Vertical Speed Indicator



Indicating "Climbs"and "Descents" - The Vertical Speed Inidicator
 
The Vertical Speed Indicator, abbreviated as the VSI, presents the pilot with information on how fast the aircraft climbs or descents. This is achieved by measuring how fast the ambient pressure changes and translating this as a rate of change in feet per minute. Besides displaying rate of change information, the VSI is also useful to observe specific trends. If, for example, the pilot initiates a turn, the VSI is the first indicator that will tell a small pitch correction is needed in order to maintain altitude. This is because the VSI instantaneously indicates a change in vertical speed, while the attitude indicator gives a far less precise indication of pitch.
Airspeed Indicator (ASI)

 

There are basically two types of Vertical Speed Indicators, being the VSI and the IVSI, or Instantaneous Vertical Speed Indicator. The VSI is the most common type, using static pressure changes solely to present vertical speed. The IVSI however, combines accelerometric readings with barometric sources, which enables the instrument to display a change in pressure instantly, hence its name.

Vertical Speed Indicator (VSI)

The VSI consists of several components that are all housed in a sealed case which is connected to the static pressure source. These components comprise of a metering unite, a diaphragm, and an indicating element. A diaphragm inside the instrument expands or contracts according to the pressure change caused while the aircraft is gaining or losing altitude. Movement of the diaphragm is then translated through a mechanical linkage into a needle movement. The needle then indicates the rate of change on a dial presentation which is such that zero is at the 9 o'clock position (see VSI image above).

The diaphragm itself is directly connected to static pressure, and indirectly connected to the area around it through a calibrated leak. Its purpose is to create a lag in static pressure across the system and in this way establish the required pressure differences. If the aircraft climbs, the static pressure inside the diaphragm instantly decreases, while the metering unit restricts the airflow in and out of the sealed case. As a result a differential pressure is created, causing the diaphragm to collapse and so make the pointer indicate a climb.

Instantaneous Vertical Speed Indicator (IVSI)

To get into a little bit more detail of the IVSI, a detailed description of this instrument is described here. The IVSI (figure 3) consist of the same basic elements as conventional VSIs, but in addition they emply an accelerometer unit which is designed to create a more rapid differential pressure effect, specifically at the initiation of a climb or descent.
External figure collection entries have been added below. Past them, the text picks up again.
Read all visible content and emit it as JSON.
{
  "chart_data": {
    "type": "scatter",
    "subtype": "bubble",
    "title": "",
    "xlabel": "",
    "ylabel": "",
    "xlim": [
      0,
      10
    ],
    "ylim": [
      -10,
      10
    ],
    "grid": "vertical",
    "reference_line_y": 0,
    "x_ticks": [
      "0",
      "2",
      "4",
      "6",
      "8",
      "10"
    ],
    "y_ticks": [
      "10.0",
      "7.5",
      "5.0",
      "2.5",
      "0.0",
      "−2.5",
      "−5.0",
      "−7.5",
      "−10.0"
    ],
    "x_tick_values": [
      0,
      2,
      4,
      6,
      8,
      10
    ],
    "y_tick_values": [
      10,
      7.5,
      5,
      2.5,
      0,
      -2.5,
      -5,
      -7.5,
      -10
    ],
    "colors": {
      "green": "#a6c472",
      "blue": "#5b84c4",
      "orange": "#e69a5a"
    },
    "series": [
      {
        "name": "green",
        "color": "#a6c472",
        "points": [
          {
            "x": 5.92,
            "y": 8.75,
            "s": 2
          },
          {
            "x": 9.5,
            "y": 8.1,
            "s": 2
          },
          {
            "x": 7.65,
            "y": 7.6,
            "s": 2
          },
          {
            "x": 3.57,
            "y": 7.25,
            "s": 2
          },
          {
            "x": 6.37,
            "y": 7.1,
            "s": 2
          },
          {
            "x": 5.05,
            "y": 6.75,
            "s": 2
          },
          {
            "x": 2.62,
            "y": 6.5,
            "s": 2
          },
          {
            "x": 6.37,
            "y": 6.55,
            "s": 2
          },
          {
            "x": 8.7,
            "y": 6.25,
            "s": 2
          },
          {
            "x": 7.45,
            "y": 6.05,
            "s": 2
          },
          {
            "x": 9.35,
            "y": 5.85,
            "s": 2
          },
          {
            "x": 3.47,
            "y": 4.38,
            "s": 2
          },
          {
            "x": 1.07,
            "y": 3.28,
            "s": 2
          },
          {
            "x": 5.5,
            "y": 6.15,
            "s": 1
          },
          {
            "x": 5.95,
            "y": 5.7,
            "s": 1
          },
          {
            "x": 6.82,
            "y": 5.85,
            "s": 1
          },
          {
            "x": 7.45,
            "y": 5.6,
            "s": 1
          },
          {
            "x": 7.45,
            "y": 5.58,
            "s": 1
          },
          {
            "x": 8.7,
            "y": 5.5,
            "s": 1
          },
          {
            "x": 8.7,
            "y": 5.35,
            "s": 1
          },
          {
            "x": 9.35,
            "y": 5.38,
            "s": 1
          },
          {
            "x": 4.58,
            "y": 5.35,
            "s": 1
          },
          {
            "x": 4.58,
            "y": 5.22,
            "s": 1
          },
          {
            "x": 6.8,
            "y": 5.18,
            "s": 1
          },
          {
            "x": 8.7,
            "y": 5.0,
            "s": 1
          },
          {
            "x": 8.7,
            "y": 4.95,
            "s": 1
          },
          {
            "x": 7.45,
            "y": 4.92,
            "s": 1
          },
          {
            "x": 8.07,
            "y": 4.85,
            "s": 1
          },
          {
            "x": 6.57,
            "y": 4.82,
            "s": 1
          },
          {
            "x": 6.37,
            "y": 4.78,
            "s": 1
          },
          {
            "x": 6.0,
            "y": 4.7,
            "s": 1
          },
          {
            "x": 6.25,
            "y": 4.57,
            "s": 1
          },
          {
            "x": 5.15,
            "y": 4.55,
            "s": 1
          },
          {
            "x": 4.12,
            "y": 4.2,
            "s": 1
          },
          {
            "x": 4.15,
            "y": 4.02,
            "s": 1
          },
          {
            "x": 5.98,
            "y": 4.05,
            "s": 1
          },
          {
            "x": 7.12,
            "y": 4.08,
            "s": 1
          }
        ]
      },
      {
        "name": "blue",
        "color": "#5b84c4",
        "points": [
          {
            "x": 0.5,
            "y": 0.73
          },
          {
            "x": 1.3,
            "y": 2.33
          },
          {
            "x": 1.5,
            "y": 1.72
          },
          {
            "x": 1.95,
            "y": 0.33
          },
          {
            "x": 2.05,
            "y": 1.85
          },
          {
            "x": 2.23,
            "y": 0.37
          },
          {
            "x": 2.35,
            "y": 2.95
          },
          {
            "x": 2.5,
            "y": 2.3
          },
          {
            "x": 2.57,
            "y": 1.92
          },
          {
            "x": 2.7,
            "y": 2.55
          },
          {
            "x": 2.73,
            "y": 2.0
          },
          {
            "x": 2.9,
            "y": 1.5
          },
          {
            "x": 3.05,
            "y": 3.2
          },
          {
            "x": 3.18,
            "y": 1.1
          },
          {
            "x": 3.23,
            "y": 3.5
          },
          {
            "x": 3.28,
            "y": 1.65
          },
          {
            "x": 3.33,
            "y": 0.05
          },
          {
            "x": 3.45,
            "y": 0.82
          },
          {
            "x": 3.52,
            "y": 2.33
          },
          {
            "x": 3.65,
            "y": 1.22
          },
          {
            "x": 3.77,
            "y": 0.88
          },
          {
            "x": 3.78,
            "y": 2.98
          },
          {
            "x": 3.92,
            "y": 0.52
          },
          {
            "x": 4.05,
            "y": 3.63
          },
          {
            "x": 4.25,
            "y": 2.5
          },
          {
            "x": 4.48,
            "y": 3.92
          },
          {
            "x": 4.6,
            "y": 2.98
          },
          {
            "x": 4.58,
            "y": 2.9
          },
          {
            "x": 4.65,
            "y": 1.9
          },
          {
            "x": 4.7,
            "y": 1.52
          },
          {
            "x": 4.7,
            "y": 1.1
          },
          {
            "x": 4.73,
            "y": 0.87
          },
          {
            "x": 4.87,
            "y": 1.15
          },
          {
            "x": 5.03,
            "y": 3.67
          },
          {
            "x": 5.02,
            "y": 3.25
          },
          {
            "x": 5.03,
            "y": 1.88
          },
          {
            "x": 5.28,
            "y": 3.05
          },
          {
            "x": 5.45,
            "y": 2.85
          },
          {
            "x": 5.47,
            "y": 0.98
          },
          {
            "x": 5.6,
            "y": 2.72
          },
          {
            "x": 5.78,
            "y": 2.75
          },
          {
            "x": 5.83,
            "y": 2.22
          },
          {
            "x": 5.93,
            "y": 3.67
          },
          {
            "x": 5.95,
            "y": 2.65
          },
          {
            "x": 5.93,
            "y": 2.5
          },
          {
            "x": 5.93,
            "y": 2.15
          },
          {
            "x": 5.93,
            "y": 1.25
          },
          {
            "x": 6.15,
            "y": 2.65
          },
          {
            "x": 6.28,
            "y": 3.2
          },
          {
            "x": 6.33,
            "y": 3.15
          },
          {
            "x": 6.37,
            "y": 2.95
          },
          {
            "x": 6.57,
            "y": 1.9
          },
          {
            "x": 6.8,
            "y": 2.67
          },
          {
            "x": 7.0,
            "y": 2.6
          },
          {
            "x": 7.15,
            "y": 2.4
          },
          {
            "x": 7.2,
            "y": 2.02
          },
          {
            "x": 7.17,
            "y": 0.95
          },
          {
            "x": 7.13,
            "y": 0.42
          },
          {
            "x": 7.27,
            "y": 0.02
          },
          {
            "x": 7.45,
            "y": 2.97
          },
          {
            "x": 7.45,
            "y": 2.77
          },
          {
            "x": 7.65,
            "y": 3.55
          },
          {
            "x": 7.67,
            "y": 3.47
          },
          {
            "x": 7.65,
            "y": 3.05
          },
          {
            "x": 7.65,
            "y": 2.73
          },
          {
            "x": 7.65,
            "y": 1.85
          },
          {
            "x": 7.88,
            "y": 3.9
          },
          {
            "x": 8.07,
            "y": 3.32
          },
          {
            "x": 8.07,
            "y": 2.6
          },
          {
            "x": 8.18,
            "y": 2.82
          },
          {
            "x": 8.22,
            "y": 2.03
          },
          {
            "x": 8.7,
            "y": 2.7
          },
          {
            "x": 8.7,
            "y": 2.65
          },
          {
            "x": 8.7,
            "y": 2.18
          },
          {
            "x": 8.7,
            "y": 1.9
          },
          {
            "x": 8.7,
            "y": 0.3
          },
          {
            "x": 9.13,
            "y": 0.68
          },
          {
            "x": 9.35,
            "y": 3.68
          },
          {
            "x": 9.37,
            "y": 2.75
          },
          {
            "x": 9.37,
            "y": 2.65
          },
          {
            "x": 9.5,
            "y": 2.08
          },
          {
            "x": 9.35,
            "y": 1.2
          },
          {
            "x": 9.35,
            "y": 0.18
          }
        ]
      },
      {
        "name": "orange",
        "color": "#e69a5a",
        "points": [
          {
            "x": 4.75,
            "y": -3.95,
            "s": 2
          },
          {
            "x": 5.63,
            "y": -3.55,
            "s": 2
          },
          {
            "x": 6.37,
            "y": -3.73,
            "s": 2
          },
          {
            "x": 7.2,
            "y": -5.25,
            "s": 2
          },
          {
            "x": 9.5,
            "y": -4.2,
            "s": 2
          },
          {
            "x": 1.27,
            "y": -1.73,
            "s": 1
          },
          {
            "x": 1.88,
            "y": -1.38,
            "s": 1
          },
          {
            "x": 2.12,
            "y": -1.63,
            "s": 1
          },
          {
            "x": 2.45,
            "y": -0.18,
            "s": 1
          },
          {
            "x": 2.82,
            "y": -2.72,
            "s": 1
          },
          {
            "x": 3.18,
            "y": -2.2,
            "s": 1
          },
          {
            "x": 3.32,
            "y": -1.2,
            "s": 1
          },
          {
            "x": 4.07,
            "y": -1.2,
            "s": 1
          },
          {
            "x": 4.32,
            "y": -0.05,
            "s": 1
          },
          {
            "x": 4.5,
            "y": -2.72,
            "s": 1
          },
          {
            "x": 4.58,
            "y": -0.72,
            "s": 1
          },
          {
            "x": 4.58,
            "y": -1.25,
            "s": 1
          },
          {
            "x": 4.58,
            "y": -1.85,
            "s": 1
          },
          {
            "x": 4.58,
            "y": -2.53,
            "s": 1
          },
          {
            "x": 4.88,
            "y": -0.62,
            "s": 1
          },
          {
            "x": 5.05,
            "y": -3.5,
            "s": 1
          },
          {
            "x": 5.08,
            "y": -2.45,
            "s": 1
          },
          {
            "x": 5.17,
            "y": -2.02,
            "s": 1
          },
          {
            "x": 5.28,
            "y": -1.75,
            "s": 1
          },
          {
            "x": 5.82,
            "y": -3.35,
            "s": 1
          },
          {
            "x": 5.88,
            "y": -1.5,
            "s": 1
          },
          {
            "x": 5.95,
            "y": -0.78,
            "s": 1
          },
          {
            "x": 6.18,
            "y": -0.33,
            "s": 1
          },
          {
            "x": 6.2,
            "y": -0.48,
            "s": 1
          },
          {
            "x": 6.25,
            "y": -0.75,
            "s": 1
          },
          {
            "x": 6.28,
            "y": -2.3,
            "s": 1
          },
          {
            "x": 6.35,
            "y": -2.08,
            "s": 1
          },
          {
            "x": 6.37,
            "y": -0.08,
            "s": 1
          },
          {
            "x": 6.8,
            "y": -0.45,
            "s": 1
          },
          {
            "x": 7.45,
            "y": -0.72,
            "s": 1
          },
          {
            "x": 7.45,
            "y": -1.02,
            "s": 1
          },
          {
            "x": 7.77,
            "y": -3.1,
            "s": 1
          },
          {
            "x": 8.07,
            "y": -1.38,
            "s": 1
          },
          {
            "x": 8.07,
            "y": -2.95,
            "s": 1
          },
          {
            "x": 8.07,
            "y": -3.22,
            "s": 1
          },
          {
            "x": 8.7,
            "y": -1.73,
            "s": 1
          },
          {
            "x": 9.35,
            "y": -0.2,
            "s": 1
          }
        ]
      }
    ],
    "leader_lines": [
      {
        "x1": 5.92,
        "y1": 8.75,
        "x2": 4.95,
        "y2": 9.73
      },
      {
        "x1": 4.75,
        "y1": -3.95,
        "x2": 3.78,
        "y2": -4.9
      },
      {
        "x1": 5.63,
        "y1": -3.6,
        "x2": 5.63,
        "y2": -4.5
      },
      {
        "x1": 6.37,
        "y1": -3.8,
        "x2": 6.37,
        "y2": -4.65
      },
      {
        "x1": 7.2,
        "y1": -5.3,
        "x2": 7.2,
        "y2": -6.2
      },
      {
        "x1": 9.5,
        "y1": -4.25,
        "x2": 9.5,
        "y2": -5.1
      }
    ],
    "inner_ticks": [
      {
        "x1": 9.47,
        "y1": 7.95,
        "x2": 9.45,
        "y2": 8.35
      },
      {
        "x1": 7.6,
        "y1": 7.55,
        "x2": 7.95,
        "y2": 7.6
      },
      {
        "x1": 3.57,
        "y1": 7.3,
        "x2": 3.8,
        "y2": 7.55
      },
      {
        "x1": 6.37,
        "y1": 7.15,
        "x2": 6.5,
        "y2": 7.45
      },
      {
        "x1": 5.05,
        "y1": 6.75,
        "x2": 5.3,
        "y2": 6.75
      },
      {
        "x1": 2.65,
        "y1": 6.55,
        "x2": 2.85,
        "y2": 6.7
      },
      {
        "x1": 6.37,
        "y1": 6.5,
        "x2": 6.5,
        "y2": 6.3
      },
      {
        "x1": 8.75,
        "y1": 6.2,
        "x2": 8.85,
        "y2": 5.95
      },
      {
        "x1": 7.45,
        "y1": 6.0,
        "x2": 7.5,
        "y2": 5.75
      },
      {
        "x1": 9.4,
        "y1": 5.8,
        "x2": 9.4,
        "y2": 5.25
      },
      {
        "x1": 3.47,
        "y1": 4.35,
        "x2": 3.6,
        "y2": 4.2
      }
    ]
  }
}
Instantaneous Vertical Speed Indicator

The accelerometer comprises of a small cylinder, or dashpot, containing a piston held in balance by a springs and its own mass. The cylinder is connected in capillary tube leading to the capsule, and is thus open directly to the static pressure source. When a change in vertical speed is initiated, the piston is immediatly displayed under the influence of a vertical acceleration force, and this creates an immediate pressure change inside the capsule. For example, at initiation of a descent, the piston moves up and thereby decreases the volume of chamber 'A' to produce an immediate increase of pressure inside the capsule. The capsule displacement in turn produces instantaneous deflection of the indicator pointer over the descent portion of the scale. At initiation of an ascent, the converse of the foregoing responses would apply. The accelerometer response decays in each case after a few seconds, but by this time the change in actual static pressure becomes effective, so that a pressure differential is produced by the metering unit in the conventional manner. The purpose of the restrictor in the bypass line is to prevent any loss of pressure change effects created by displacements at the acceleration pump.